Boven in het donkere hoekje hing de rups. Met fijne draden had hij zich vastgezet. Hij wilde niet vallen, laat staan een afvallige zijn. Maar hij wist: “Ik kan niet anders”. Hij voelde diep van binnen van alles in hem veranderen. Zijn fundament was aan het verkruimelen. Uit pure angst kneep hij zijn ogen stijf dicht. Het werd hem allemaal teveel. Dit was het dus – sterven! Alles loslaten; de andere rupsen, het eten, het eren van god, ja zelfs, ‘De één die ook vijf is’. Al loslatend hing hij daar in zijn hoekje. In hem werd het stil.

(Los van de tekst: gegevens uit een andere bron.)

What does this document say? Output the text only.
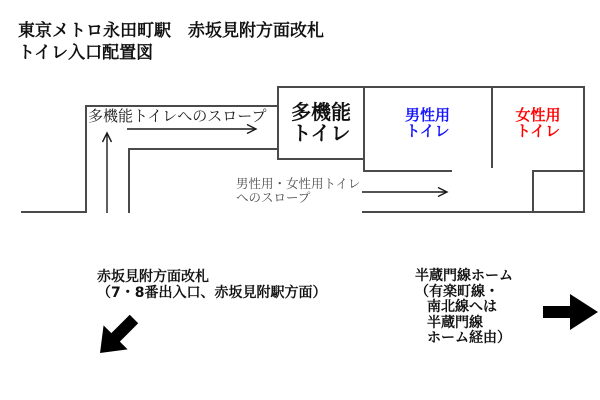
東京メトロ永田町駅　赤坂見附方面改札
トイレ入口配置図
多機能トイレへのスロープ	多機能
トイレ
男性用
トイレ
女性用
トイレ
男性用・女性用トイレ
へのスロープ
赤坂見附方面改札
（7・8番出入口、赤坂見附駅方面）
半蔵門線ホーム
（有楽町線・
南北線へは
半蔵門線
ホーム経由）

Doodstil…
Zo hing hij daar in het donker, in zijn eigen duisternis, verloren in zichzelf, totdat zijn lijf openscheurde en er een gloednieuw koolwitje uit de cocon kwam gekropen.
“Sodeju, wie ben jij?”, riepen de andere rupsen in koor. “Ik ben een rups net als jullie. Jullie hebben mij toch zien weggaan.” “Nou, wat je bent weten we niet, maar je bent geen rups. Zeg, zou je niet onze leider willen zijn?” Triest liet Koolwitje haar hoofd hangen. “Nee, dat gaat echt niet. Kijk nou naar die witte flappen. Ik ben gebroken, diep verwond. Ik kan niks meer. Laat staan jullie leiden. Waar zouden jullie trouwens naartoe willen?”
“Naartoe willen?”, riepen de andere rupsen geschokt. “Nergens natuurlijk! Hier is het veilig. Hier is er eten in overvloed. Hier zijn wij dichtbij onze god ‘De één die ook vijf is’, geprezen zij zijn naam. We hoeven nergens heen. Wij willen gewoon graag dat jij ons leidt.”
Voor het eerst in haar leven merkte Koolwitje verdrietig op dat ze niet meer dezelfde taal sprak, hoewel de woorden niet veranderd waren. Ze voelde hoe ze met haar bloed de vleugels aan het oppompen was. Voorzichtig liet ze haar vleugels voor het eerst op en neer fladderen. Vanuit hun schranspartij keken de overige rupsen verschikt op. “He, pas op! Dat is gevaarlijk. Straks vlieg je nog weg.”
"Ja, wegvliegen!" Wat een verleidelijke gedachte. Koolwitje merkte een enorme zucht naar vrijheid en avontuur in haar. Weg van de vreselijke koolstank en deze benauwende omgeving. Ze wilde erop uit gaan, de wereld ontdekken. Zelfs al zou dit betekenen dat ze afscheid moest nemen van haar mede-rupsen en misschien zelfs wel afscheid moest nemen van haar god ‘De één die ook vijf is’. Van binnen voelde zij zich verscheuren door haar angst, haar trouw aan haar god en aan haar andere rupsen. Tegelijkertijd wist zij: “Er is geen andere weg voor mij.”
Toen het tijd was dat god het plafond van haar wereld kwam openen, wist Koolwitje wat ze moest doen. Ze moest weg van dit alles, op zoek naar… bloemen! Totaal geen beeld hierbij hebbend, wist zij dat bloemen haar bestemming zouden zijn. En dus vloog ze weg, weg door het openstaande plafond van haar kleine wereldje. De andere rupsen ademloos achterlatend.
Terwijl ze haar omgeving vanuit de lucht verkende, zag ze met een glimlach dat haar god ‘De één die ook vijf is’ helemaal geen god was. Het was de hand van een mens, die wat rupsen uit zijn bloemkoolplanten in zijn moestuintje had gehaald en hen in een plastic aquarium had gedaan, omdat hij zowel van zijn bloemkolen als van de koolwitjes wilde genieten.
Schaterend van de lach vloog Koolwitje haar vrijheid tegemoet; op zoek naar bloemen, op zoek naar andere koolwitjes. De mens in de tuin onder haar werd kleiner en kleiner.